Alliance with NATO boosts nation’s strategic interests
On his way to the summit, Mr Albanese stopped in Berlin on Monday to sign a $1bn defence contract with German Chancellor Olaf Scholz to deliver more than 100 Australian-built Boxer heavy weapon-carrying vehicles to Germany. Beginning in 2025, the deal – which Mr Albanese described as “one of the biggest defence sales in Australia’s history” – will support 1000 jobs in Queensland. And hundreds of German troops will arrive in Australia this week to join the US and 11 other nations in military exercises.
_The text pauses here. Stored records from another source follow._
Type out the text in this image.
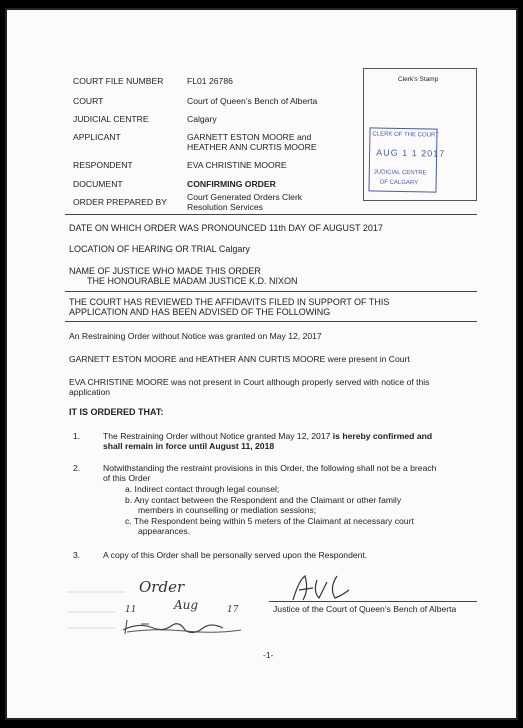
COURT FILE NUMBER	FL01 26786
COURT	Court of Queen’s Bench of Alberta
JUDICIAL CENTRE	Calgary
APPLICANT	GARNETT ESTON MOORE and
HEATHER ANN CURTIS MOORE
RESPONDENT	EVA CHRISTINE MOORE
DOCUMENT	CONFIRMING ORDER
ORDER PREPARED BY Court Generated Orders Clerk
Resolution Services
Clerk’s Stamp
CLERK OF THE COURT
AUG 1 1 2017
JUDICIAL CENTRE
OF CALGARY
DATE ON WHICH ORDER WAS PRONOUNCED 11th DAY OF AUGUST 2017
LOCATION OF HEARING OR TRIAL Calgary
NAME OF JUSTICE WHO MADE THIS ORDER
THE HONOURABLE MADAM JUSTICE K.D. NIXON
THE COURT HAS REVIEWED THE AFFIDAVITS FILED IN SUPPORT OF THIS
APPLICATION AND HAS BEEN ADVISED OF THE FOLLOWING
An Restraining Order without Notice was granted on May 12, 2017
GARNETT ESTON MOORE and HEATHER ANN CURTIS MOORE were present in Court
EVA CHRISTINE MOORE was not present in Court although properly served with notice of this
application
IT IS ORDERED THAT:
1.	The Restraining Order without Notice granted May 12, 2017 is hereby confirmed and
shall remain in force until August 11, 2018
2.	Notwithstanding the restraint provisions in this Order, the following shall not be a breach
of this Order
a. Indirect contact through legal counsel;
b. Any contact between the Respondent and the Claimant or other family
members in counselling or mediation sessions;
c. The Respondent being within 5 meters of the Claimant at necessary court
appearances.
3.	A copy of this Order shall be personally served upon the Respondent.
Order
11	Aug	17	Justice of the Court of Queen’s Bench of Alberta
-1-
In Vilnius, the focus will be on NATO’s US-led fightback against Vladimir Putin’s assault on Ukraine. Australia is expected to play a central role in the discussions, with Mr Albanese announcing substantial additional Australian assistance for Kyiv. It will add to our already significant involvement during the past 16 months. Discussion also is scheduled on expanding NATO’s membership, with Ukraine seeking to be fast-tracked in. Sweden, after years of non-alignment, also is hoping, like Finland, to get the nod, despite Turkish objections.
Australia’s interests and those of the Asia-Pacific lie in being fully part of what NATO has shown, in response to Mr Putin’s invasion, to be its reinvigorated, united determination to fight for democracy and respect for national sovereignty wherever they are under threat from forces of repression. That inevitably includes the threat posed by China to navigation through the South China Sea, through which 40 per cent of Europe’s trade passes.
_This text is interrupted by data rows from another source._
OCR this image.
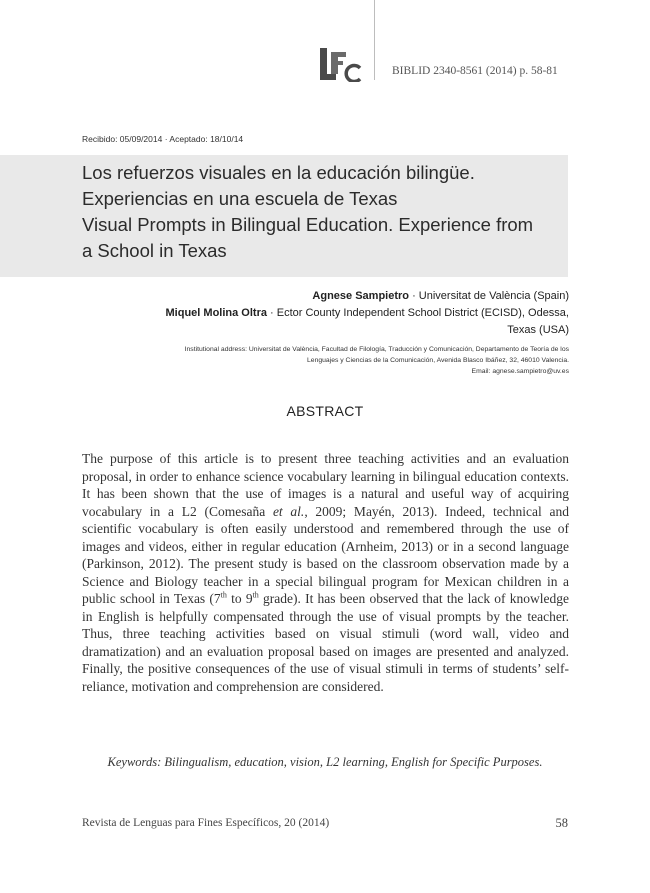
BIBLID 2340-8561 (2014) p. 58-81
Recibido: 05/09/2014 · Aceptado: 18/10/14
Los refuerzos visuales en la educación bilingüe.
Experiencias en una escuela de Texas
Visual Prompts in Bilingual Education. Experience from
a School in Texas
Agnese Sampietro · Universitat de València (Spain)
Miquel Molina Oltra · Ector County Independent School District (ECISD), Odessa,
Texas (USA)
Institutional address: Universitat de València, Facultad de Filología, Traducción y Comunicación, Departamento de Teoría de los
Lenguajes y Ciencias de la Comunicación, Avenida Blasco Ibáñez, 32, 46010 Valencia.
Email: agnese.sampietro@uv.es
ABSTRACT

The purpose of this article is to present three teaching activities and an evaluation proposal, in order to enhance science vocabulary learning in bilingual education contexts. It has been shown that the use of images is a natural and useful way of acquiring vocabulary in a L2 (Comesaña et al., 2009; Mayén, 2013). Indeed, technical and scientific vocabulary is often easily understood and remembered through the use of images and videos, either in regular education (Arnheim, 2013) or in a second language (Parkinson, 2012). The present study is based on the classroom observation made by a Science and Biology teacher in a special bilingual program for Mexican children in a public school in Texas (7th to 9th grade). It has been observed that the lack of knowledge in English is helpfully compensated through the use of visual prompts by the teacher. Thus, three teaching activities based on visual stimuli (word wall, video and dramatization) and an evaluation proposal based on images are presented and analyzed. Finally, the positive consequences of the use of visual stimuli in terms of students’ self-reliance, motivation and comprehension are considered.

Keywords: Bilingualism, education, vision, L2 learning, English for Specific Purposes.
Revista de Lenguas para Fines Específicos, 20 (2014)	58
Yet Mr Keating’s angry outburst on Sunday was directed not only against NATO but also against its widely respected secretary-general, Jens Stoltenberg, who has been leading the campaign for the alliance to spread its wings and become more active in the Asia-Pacific. “What happens in Europe matters to the Indo-Pacific, and what happens here in Asia matters to NATO,” Mr Stoltenberg said recently. He was right.
But Mr Keating denigrated Mr Stoltenberg as a “supreme fool” for seeking to deepen NATO’s ties with Asia. It was wrong, Mr Keating said, to compare China with Russia: “Stoltenberg, in his jaundiced view, overlooks the fact that China represents 20 per cent of humanity and now possesses the largest economy in the world. And has no record of attacking other states, unlike the US, whose bidding Stoltenberg is happy to do.” Mr Keating praised French President Emmanuel Macron for blocking a proposal for NATO to open a liaison office in Japan. It would be wrong, he claimed, to export the “malicious poison” of European and US militarism. Doing so “would be akin to Asia welcoming the plague upon itself”.
Mr Keating’s diatribe, timed for when Mr Albanese was in the air en route to the NATO meeting, had all the hallmarks of his vitriolic rhetoric. It also once again showed signs of him acting as an apologist for Beijing. He went too far, aiming at his successor as prime minister as Mr Albanese went about his duty representing the nation. Mr Keating appeared to have little respect for that responsibility.
The value to Australia and democracy around the world of the NATO leaders summit in Lithuania deserves better than Paul Keating’s diatribe against it on Sunday, delivered as Anthony Albanese was on his way to the gathering. Australia is not one of the 31 members of the world’s most powerful military alliance, founded in 1949. But we have close links to it, as our involvement in Afghanistan and Iraq showed. The Prime Minister is in Vilnius to represent Australia as part of what is known within NATO as the Indo-Pacific Four group of nations: Australia, Japan, South Korea and New Zealand. The fact is the strategic interests of the four nations coincide with and complement those of NATO.